O presidente Luiz Inácio Lula da Silva e o ex-presidente dos Estados Unidos, Donald Trump, tiveram um breve e protocolar cumprimento na noite de terça-feira, dia 16, na França. O encontro ocorreu no hotel que sediou a Cúpula do G7, em Évian-les-Bains, mas os líderes evitaram abordar o tema espinhoso da imposição de novas barreiras alfandegárias contra o Brasil, que tem acirrado as relações entre Brasília e Washington.
Este contato informal serviu para atenuar o clima de tensão que pairava desde o início do fórum internacional. Horas antes, Trump havia ignorado a presença de Lula, passando diretamente por ele antes do tradicional “retrato de família” do evento. Na disposição para a foto, o presidente brasileiro foi posicionado ao lado do chanceler da Alemanha, Friedrich Merz, enquanto Trump posou distante, ao lado do presidente francês, Emmanuel Macron.
A investigação conduzida pelo Escritório do Representante de Comércio dos Estados Unidos (USTR) tem intensificado o atrito. O órgão governamental propôs a aplicação de uma taxa de 25% sobre mercadorias importadas do Brasil. A equipe de Trump acusa o governo brasileiro de implementar medidas comerciais desleais que prejudicam financeiramente as corporações norte-americanas, justificando a possível taxação.
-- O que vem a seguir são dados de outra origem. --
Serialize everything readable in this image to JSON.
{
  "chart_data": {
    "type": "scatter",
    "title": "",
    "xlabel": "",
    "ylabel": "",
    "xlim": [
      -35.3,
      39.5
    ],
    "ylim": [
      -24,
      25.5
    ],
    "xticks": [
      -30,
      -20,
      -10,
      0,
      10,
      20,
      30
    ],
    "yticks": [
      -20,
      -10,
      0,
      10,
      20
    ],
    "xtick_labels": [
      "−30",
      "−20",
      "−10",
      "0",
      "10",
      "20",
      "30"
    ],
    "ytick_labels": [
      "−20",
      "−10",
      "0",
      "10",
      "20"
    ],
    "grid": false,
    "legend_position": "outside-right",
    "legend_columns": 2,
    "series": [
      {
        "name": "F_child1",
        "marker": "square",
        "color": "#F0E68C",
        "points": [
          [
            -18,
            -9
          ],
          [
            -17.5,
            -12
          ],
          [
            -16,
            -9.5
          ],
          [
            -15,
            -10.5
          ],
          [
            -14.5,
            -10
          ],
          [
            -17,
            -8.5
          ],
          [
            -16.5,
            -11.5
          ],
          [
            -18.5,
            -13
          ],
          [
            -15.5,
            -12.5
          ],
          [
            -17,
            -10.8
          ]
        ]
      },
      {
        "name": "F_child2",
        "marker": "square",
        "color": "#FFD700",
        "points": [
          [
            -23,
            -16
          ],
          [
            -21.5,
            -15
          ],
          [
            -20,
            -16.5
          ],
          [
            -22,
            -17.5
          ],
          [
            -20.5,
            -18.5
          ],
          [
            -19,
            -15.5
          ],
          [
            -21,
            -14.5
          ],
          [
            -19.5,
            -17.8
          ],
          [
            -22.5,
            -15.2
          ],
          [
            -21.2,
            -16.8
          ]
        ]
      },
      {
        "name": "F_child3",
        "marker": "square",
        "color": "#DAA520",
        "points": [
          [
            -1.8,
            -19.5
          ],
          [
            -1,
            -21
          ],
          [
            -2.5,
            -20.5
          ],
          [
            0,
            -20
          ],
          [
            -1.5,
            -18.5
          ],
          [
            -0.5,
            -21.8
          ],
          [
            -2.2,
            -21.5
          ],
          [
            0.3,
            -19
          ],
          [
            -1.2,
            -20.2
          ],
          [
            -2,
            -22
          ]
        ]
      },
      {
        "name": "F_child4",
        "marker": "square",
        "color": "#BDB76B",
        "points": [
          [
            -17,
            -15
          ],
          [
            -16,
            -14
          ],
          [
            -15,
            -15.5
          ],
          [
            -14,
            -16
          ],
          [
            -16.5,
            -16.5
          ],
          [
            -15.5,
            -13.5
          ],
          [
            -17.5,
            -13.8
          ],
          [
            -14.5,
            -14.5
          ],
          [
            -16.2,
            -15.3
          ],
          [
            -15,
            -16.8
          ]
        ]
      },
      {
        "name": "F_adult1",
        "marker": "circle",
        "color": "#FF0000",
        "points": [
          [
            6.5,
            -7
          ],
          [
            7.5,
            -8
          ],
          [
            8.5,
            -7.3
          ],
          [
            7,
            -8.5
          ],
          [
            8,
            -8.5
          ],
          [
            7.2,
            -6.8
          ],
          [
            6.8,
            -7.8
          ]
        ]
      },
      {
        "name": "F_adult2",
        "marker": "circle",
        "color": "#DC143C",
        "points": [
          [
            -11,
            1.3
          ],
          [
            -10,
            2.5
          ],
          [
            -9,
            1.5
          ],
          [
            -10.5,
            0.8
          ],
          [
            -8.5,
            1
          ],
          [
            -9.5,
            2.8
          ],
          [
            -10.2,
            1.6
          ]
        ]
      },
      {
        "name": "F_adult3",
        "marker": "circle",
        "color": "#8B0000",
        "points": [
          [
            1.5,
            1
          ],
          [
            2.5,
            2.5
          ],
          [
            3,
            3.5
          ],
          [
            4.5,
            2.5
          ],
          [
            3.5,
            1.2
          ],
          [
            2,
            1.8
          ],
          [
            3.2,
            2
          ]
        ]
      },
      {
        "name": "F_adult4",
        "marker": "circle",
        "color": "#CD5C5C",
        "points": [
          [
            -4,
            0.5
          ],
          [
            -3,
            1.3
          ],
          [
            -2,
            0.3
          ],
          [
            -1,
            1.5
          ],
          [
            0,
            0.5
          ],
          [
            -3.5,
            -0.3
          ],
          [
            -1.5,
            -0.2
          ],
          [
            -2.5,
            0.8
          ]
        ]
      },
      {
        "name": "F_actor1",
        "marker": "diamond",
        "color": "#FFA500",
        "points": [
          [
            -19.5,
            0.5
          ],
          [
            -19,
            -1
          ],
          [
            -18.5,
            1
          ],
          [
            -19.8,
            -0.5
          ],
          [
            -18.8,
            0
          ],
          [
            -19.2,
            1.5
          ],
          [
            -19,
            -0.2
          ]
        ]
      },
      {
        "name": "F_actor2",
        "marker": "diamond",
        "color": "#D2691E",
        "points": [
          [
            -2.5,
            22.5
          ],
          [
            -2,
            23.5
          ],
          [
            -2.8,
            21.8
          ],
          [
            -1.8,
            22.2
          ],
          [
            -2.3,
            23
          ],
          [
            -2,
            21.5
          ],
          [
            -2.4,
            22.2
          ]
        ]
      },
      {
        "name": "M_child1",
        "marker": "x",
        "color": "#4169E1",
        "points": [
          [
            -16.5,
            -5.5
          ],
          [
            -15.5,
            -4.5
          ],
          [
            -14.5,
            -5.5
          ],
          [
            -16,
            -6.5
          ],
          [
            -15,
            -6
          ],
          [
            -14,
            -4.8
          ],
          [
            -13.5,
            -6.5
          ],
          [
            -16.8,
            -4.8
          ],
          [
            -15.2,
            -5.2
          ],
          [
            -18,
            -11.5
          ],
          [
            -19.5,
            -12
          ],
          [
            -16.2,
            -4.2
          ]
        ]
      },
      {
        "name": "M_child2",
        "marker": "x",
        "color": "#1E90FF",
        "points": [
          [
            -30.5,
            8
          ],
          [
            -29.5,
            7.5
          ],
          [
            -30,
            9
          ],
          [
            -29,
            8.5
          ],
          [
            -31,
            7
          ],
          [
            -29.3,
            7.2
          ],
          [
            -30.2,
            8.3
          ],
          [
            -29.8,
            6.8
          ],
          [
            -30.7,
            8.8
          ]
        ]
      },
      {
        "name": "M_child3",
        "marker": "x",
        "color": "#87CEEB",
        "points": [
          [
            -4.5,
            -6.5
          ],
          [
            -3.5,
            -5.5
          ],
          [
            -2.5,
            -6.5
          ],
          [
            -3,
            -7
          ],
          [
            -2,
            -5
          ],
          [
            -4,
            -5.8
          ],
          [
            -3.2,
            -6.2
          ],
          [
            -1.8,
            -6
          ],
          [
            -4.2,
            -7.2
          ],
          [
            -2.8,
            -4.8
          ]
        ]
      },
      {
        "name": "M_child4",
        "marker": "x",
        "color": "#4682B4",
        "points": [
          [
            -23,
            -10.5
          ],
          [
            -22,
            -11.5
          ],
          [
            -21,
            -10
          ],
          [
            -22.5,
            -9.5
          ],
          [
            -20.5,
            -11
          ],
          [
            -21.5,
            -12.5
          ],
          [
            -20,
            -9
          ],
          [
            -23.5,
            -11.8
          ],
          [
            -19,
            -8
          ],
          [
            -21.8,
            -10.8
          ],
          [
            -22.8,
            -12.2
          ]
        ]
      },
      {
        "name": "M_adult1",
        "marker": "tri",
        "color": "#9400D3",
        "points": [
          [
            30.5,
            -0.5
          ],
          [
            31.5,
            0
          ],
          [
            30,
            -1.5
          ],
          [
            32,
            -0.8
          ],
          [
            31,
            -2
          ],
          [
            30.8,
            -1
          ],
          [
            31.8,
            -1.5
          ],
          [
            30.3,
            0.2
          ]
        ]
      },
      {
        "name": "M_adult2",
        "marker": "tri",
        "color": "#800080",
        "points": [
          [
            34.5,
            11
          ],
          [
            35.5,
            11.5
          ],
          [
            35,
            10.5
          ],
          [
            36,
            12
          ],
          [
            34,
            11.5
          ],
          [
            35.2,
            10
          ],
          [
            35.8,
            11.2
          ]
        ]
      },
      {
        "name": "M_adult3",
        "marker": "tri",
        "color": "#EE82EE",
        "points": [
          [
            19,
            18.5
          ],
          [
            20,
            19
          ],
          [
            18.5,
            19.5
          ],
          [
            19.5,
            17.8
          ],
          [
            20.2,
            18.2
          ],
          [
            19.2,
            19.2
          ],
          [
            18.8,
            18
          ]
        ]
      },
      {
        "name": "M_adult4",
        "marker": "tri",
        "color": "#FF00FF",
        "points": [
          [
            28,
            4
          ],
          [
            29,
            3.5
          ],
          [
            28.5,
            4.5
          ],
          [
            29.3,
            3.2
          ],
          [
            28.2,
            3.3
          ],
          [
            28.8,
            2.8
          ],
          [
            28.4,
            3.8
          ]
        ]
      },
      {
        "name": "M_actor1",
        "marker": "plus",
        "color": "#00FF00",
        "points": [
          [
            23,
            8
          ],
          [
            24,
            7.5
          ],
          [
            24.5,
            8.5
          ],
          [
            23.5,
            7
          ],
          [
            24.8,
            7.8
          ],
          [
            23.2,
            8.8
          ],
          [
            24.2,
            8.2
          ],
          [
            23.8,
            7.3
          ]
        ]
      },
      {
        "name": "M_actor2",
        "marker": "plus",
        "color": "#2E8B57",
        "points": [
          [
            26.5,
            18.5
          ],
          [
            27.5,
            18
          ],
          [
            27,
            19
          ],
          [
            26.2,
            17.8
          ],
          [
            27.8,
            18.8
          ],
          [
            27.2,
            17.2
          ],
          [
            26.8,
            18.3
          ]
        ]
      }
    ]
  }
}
A análise do USTR questionou diversos aspectos da economia brasileira, incluindo o funcionamento do sistema de pagamentos Pix, o rigor das políticas ambientais, as ferramentas de combate à corrupção e a proteção de patentes. A imposição dessas tarifas está sendo discutida em Washington e espera validação final em julho. O Palácio do Planalto já considerou a medida “inaceitável”, elevando o tom da crítica ao que considera um tratamento individualizado por parte dos Estados Unidos.
O que está em jogo: A disputa comercial entre Brasil e EUA, com a possível imposição de tarifas americanas, pode gerar instabilidade econômica para exportadores brasileiros e aprofundar tensões diplomáticas em um momento de rearranjo geopolítico global.